PostgreSQL has such strange behavior:
postgres=# select unnest(array[1,2]), unnest(array[1,2]);
 unnest | unnest
--------+--------
      1 |      1
      2 |      2
(2 rows)
postgres=# select unnest(array[1,2]), unnest(array[1,2,3]);
 unnest | unnest
--------+--------
      1 |      1
      2 |      2
      1 |      3
      2 |      1
      1 |      2
      2 |      3
(6 rows)
My implementation was always generate as Cartesian product. I'm wondering, what's the correct logic behind this? Is PostgreSQL doing right thing or just a bug? I didn't find clear description in ANSI document or PostgreSQL document.
This isn't about unnest as such, but about PostgreSQL's very weird handling of multiple set-returning functions in the SELECT list. Set-returning functions in SELECT aren't part of the ANSI SQL standard.

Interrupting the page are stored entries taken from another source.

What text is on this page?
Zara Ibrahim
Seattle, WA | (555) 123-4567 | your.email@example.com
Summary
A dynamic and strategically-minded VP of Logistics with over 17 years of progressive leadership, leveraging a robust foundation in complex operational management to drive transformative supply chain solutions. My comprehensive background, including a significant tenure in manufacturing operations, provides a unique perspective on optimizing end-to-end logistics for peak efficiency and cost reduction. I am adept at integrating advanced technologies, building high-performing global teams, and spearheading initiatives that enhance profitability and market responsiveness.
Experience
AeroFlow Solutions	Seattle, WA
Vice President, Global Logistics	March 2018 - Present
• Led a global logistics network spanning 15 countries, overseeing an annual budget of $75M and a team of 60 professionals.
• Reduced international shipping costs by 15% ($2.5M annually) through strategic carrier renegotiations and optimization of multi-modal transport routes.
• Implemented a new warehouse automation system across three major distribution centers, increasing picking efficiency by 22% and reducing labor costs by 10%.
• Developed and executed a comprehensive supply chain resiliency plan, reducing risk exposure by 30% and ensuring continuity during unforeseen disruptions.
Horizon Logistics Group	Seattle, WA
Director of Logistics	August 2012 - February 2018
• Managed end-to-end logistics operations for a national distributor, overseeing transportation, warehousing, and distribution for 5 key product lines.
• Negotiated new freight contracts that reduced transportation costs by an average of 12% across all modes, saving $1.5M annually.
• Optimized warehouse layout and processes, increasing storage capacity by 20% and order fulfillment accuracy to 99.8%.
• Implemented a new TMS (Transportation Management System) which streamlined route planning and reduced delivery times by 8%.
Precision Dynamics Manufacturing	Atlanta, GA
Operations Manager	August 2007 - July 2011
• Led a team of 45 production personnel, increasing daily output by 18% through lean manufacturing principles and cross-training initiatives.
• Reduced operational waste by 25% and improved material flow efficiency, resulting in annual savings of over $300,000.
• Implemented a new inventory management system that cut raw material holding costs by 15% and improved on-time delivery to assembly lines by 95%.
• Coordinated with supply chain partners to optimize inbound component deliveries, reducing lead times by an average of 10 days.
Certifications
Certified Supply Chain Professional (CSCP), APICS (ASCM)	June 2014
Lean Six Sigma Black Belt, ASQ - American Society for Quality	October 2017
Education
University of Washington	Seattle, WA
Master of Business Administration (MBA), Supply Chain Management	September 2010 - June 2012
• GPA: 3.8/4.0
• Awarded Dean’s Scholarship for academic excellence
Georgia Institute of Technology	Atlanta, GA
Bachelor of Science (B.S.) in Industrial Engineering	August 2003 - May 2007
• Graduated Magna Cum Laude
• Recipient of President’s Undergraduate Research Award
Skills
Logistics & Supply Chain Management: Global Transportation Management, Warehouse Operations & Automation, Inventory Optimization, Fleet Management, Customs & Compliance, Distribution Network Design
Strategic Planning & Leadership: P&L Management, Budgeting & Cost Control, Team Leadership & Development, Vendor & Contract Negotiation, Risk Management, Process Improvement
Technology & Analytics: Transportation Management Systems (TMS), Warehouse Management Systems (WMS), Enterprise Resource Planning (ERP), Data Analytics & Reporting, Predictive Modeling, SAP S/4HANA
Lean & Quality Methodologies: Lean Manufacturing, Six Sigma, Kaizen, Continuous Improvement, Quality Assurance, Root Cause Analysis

You will find behaviour much saner with LATERAL queries, which should be preferred over using a a set-returning function in FROM as much as possible:
select a, b FROM unnest(array[1,2]) a, LATERAL unnest(array[1,2,3]) b;
e.g.
regress=> select a, b FROM unnest(array[1,2]) a, LATERAL unnest(array[1,2,3]) b;
 a | b 
---+---
 1 | 1
 1 | 2
 1 | 3
 2 | 1
 2 | 2
 2 | 3
(6 rows)
The only time I still use multiple set-returning functions in SELECT is when I want to pair up values from functions that both return the same number of rows. The need for that will go away in 9.4, with multi-argument unnest and with support for WITH ORDINALITY.